Wrangling Big Data: When in Doubt, Think Like a Customer
As businesses gain a new appreciation of the power of data, they're discovering new tactics for sales and marketing that go far beyond what was possible in the past. It's not just big data and a technology-driven revolution -- it's also a shift in attitudes about data's place in the selling process, its role as a guide or as a reality check, and its ability to fuel new processes that drive greater sales performance.
However, it's important to keep in mind the customer's perception of how data is being used. Otherwise, all the data-based changes you make could be worse for your business than distracting shiny objects -- they could be genuine customer turnoffs.
Those turnoffs result from a failure to think like a customer. They're usually not based on privacy issues; they're more often the result of how businesses use data. Businesses are getting creative about how they use data types in conjunction with each other, and that's a good thing. Still, focusing too much on customer data, strangely enough, can cause businesses to lose sight of the customer.
Babies and Lawnmowers
A highly publicized example of this occurred when a pregnant teen was inadvertently outed to her family by Target's data analysis.
Target's data scientists were allowed a fleeting moment to speak to reporters about their methodologies.
The company had done an outstanding job of drawing conclusions about customers based on their recent purchases -- for pregnant women, unscented lotions, cotton balls and vitamin supplements, primarily.
Then Target stopped thinking like a customer. Some women are not overjoyed to be pregnant, or they have chosen not to make their pregnancy common knowledge. Marketing directly to them with baby-related offers can result in unexpected blowback.
Target got smart and began filling its target mailers to expectant moms with baby-related ads intermingled with ads for lawnmowers, food, DVDs and other non-baby products. The company would reach the right audience with targeted promotions, but its mailers would be less likely to arouse customers' suspicions that Target was spying on them.
Target started thinking like a customer -- and not just its idea of the ideal customer, who was happy and enthusiastic about spending money, but on customers in different emotional states. It also helped keep Target's customers focused on the products it was selling, instead of thinking about how they were being monitored by Target's analytics.
Every Online Step You Take
Another tool businesses can use to do exactly the right thing from a sales and marketing perspective -- and exactly the wrong thing from a customer perspective -- is website visitor tracking.
Contacting a visitor quickly after a website visit is critical to turning them into a lead, statistics have shown.

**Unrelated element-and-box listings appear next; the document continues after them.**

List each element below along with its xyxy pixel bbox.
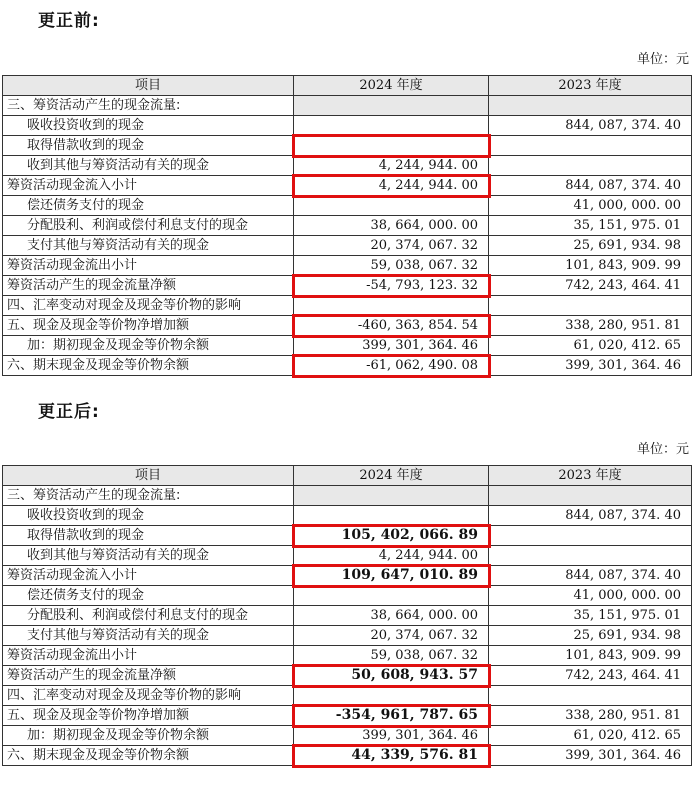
value-2024: 59, 038, 067. 32 bbox=[294, 646, 489, 666]
table-row bbox=[3, 296, 692, 316]
header-item: 项目 bbox=[3, 76, 294, 96]
table-row bbox=[3, 666, 692, 686]
row-label: 取得借款收到的现金 bbox=[3, 136, 294, 156]
row-label: 取得借款收到的现金 bbox=[3, 526, 294, 546]
table-row bbox=[3, 686, 692, 706]
table-row bbox=[3, 336, 692, 356]
table-row bbox=[3, 586, 692, 606]
value-2024: -354, 961, 787. 65 bbox=[294, 706, 489, 726]
table-row bbox=[3, 196, 692, 216]
row-label: 收到其他与筹资活动有关的现金 bbox=[3, 546, 294, 566]
row-label: 三、筹资活动产生的现金流量: bbox=[3, 96, 294, 116]
row-label: 加：期初现金及现金等价物余额 bbox=[3, 336, 294, 356]
table-row bbox=[3, 726, 692, 746]
table-row bbox=[3, 486, 692, 506]
value-2023: 742, 243, 464. 41 bbox=[489, 666, 692, 686]
value-2024: 4, 244, 944. 00 bbox=[294, 176, 489, 196]
value-2024 bbox=[294, 196, 489, 216]
row-label: 筹资活动现金流出小计 bbox=[3, 646, 294, 666]
table-row bbox=[3, 96, 692, 116]
row-label: 三、筹资活动产生的现金流量: bbox=[3, 486, 294, 506]
table-row bbox=[3, 236, 692, 256]
table-row bbox=[3, 626, 692, 646]
value-2024: 20, 374, 067. 32 bbox=[294, 626, 489, 646]
value-2024: 44, 339, 576. 81 bbox=[294, 746, 489, 766]
table-row bbox=[3, 646, 692, 666]
value-2023 bbox=[489, 486, 692, 506]
table-row bbox=[3, 276, 692, 296]
value-2024: 38, 664, 000. 00 bbox=[294, 216, 489, 236]
value-2023: 41, 000, 000. 00 bbox=[489, 586, 692, 606]
table-header-row bbox=[3, 76, 692, 96]
value-2024: 20, 374, 067. 32 bbox=[294, 236, 489, 256]
value-2023 bbox=[489, 296, 692, 316]
value-2023: 35, 151, 975. 01 bbox=[489, 216, 692, 236]
value-2024: -54, 793, 123. 32 bbox=[294, 276, 489, 296]
row-label: 四、汇率变动对现金及现金等价物的影响 bbox=[3, 686, 294, 706]
table-row bbox=[3, 746, 692, 766]
value-2024 bbox=[294, 296, 489, 316]
before-unit-label: 单位：元 bbox=[636, 52, 689, 67]
value-2023: 61, 020, 412. 65 bbox=[489, 726, 692, 746]
value-2023 bbox=[489, 156, 692, 176]
table-row bbox=[3, 356, 692, 376]
value-2023 bbox=[489, 96, 692, 116]
value-2023: 844, 087, 374. 40 bbox=[489, 116, 692, 136]
table-row bbox=[3, 526, 692, 546]
value-2024: 109, 647, 010. 89 bbox=[294, 566, 489, 586]
value-2023: 399, 301, 364. 46 bbox=[489, 356, 692, 376]
row-label: 六、期末现金及现金等价物余额 bbox=[3, 746, 294, 766]
value-2023 bbox=[489, 136, 692, 156]
table-header-row bbox=[3, 466, 692, 486]
table-row bbox=[3, 176, 692, 196]
value-2023: 338, 280, 951. 81 bbox=[489, 706, 692, 726]
row-label: 偿还债务支付的现金 bbox=[3, 196, 294, 216]
value-2024 bbox=[294, 686, 489, 706]
value-2023: 35, 151, 975. 01 bbox=[489, 606, 692, 626]
value-2024: 4, 244, 944. 00 bbox=[294, 156, 489, 176]
value-2023: 41, 000, 000. 00 bbox=[489, 196, 692, 216]
table-row bbox=[3, 606, 692, 626]
row-label: 吸收投资收到的现金 bbox=[3, 116, 294, 136]
table-row bbox=[3, 506, 692, 526]
row-label: 分配股利、利润或偿付利息支付的现金 bbox=[3, 606, 294, 626]
value-2023: 844, 087, 374. 40 bbox=[489, 566, 692, 586]
value-2023: 101, 843, 909. 99 bbox=[489, 256, 692, 276]
row-label: 筹资活动产生的现金流量净额 bbox=[3, 276, 294, 296]
value-2023: 61, 020, 412. 65 bbox=[489, 336, 692, 356]
value-2024 bbox=[294, 486, 489, 506]
table-row bbox=[3, 136, 692, 156]
value-2023: 844, 087, 374. 40 bbox=[489, 506, 692, 526]
header-2024: 2024 年度 bbox=[294, 76, 489, 96]
table-row bbox=[3, 316, 692, 336]
row-label: 筹资活动现金流入小计 bbox=[3, 176, 294, 196]
header-2023: 2023 年度 bbox=[489, 466, 692, 486]
value-2024 bbox=[294, 116, 489, 136]
value-2023: 338, 280, 951. 81 bbox=[489, 316, 692, 336]
row-label: 五、现金及现金等价物净增加额 bbox=[3, 316, 294, 336]
row-label: 六、期末现金及现金等价物余额 bbox=[3, 356, 294, 376]
value-2024: 50, 608, 943. 57 bbox=[294, 666, 489, 686]
value-2024: 399, 301, 364. 46 bbox=[294, 336, 489, 356]
value-2024: 4, 244, 944. 00 bbox=[294, 546, 489, 566]
header-2023: 2023 年度 bbox=[489, 76, 692, 96]
value-2024: 105, 402, 066. 89 bbox=[294, 526, 489, 546]
table-row bbox=[3, 566, 692, 586]
value-2024: -460, 363, 854. 54 bbox=[294, 316, 489, 336]
row-label: 支付其他与筹资活动有关的现金 bbox=[3, 626, 294, 646]
value-2023: 742, 243, 464. 41 bbox=[489, 276, 692, 296]
row-label: 四、汇率变动对现金及现金等价物的影响 bbox=[3, 296, 294, 316]
value-2024 bbox=[294, 586, 489, 606]
value-2024: 38, 664, 000. 00 bbox=[294, 606, 489, 626]
row-label: 筹资活动现金流入小计 bbox=[3, 566, 294, 586]
value-2023: 101, 843, 909. 99 bbox=[489, 646, 692, 666]
after-heading: 更正后: bbox=[38, 402, 100, 422]
value-2024: 399, 301, 364. 46 bbox=[294, 726, 489, 746]
table-row bbox=[3, 116, 692, 136]
table-row bbox=[3, 216, 692, 236]
row-label: 分配股利、利润或偿付利息支付的现金 bbox=[3, 216, 294, 236]
table-row bbox=[3, 546, 692, 566]
row-label: 加：期初现金及现金等价物余额 bbox=[3, 726, 294, 746]
row-label: 五、现金及现金等价物净增加额 bbox=[3, 706, 294, 726]
table-row bbox=[3, 156, 692, 176]
value-2024 bbox=[294, 136, 489, 156]
row-label: 吸收投资收到的现金 bbox=[3, 506, 294, 526]
before-heading: 更正前: bbox=[38, 11, 100, 31]
table-row bbox=[3, 706, 692, 726]
value-2024: 59, 038, 067. 32 bbox=[294, 256, 489, 276]
after-table bbox=[2, 465, 692, 766]
after-unit-label: 单位：元 bbox=[636, 442, 689, 457]
row-label: 支付其他与筹资活动有关的现金 bbox=[3, 236, 294, 256]
value-2023: 25, 691, 934. 98 bbox=[489, 236, 692, 256]
row-label: 偿还债务支付的现金 bbox=[3, 586, 294, 606]
value-2023: 399, 301, 364. 46 bbox=[489, 746, 692, 766]
before-table bbox=[2, 75, 692, 376]
table-row bbox=[3, 256, 692, 276]
value-2024 bbox=[294, 506, 489, 526]
value-2023 bbox=[489, 546, 692, 566]
value-2023 bbox=[489, 686, 692, 706]
row-label: 收到其他与筹资活动有关的现金 bbox=[3, 156, 294, 176]
value-2023: 25, 691, 934. 98 bbox=[489, 626, 692, 646]
value-2023: 844, 087, 374. 40 bbox=[489, 176, 692, 196]
value-2023 bbox=[489, 526, 692, 546]
value-2024 bbox=[294, 96, 489, 116]
row-label: 筹资活动产生的现金流量净额 bbox=[3, 666, 294, 686]
header-2024: 2024 年度 bbox=[294, 466, 489, 486]
value-2024: -61, 062, 490. 08 bbox=[294, 356, 489, 376]
row-label: 筹资活动现金流出小计 bbox=[3, 256, 294, 276]
header-item: 项目 bbox=[3, 466, 294, 486]
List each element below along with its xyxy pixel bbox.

Firms that tried to contact potential customers within an hour of receiving a query were nearly seven times more likely to qualify the lead as those that tried to contact the customer even an hour later, according to a study that first appeared in the Harvard Business Review. The firms that struck within an hour were more than 60 times more likely to qualify a lead than companies that waited 24 hours or longer.
Making a rapid response is great if the potential lead has filled out and submitted a form. However, with the growing use of anonymous visitor tracking and alerting, it's possible for a business to send a speedy response in the absence of a cue from the prospect. Prospects who receive that kind of phone call or email often get the uncomfortable feeling that someone has been looking over their shoulder during their website visit.
You can see how this might play out in the context of a lead-scoring system. A lead nearing the qualification threshold tips past the qualifying score during a Web visit; an alert is sent to sales pointing out a new qualified lead; a sales rep calls while the prospect is still looking at the website. Some prospects may be OK with this -- others may be creeped out.
Try to See It Their Way
I've long argued for the careful use of insights gleaned from analysis, and thinking like a customer should illustrate why: It's one thing to offer a business information about yourself and then see that business use the information in the selling process.
It's another thing to have the business use information you have not volunteered -- and can't even guess how it was obtained. That can be somewhat unsettling, and in a world where trust is becoming a critical part of how buyers evaluate sellers, it's a terrible emotional ingredient to add to the relationship you're trying to build.
You don't have to tip off buyers to all the information you discover or infer about them, especially when it could be discomfiting or distracting.
Instead, look at that information from the point of view of the customer: How can your newfound knowledge benefit them, help tailor your marketing and sales approach directly to them, and make your interactions more valuable?
If you stop to consider these things, and take a genuinely customer-centric view of how you employ data, you can avoid the trap of using data in ways that ultimately are counterproductive.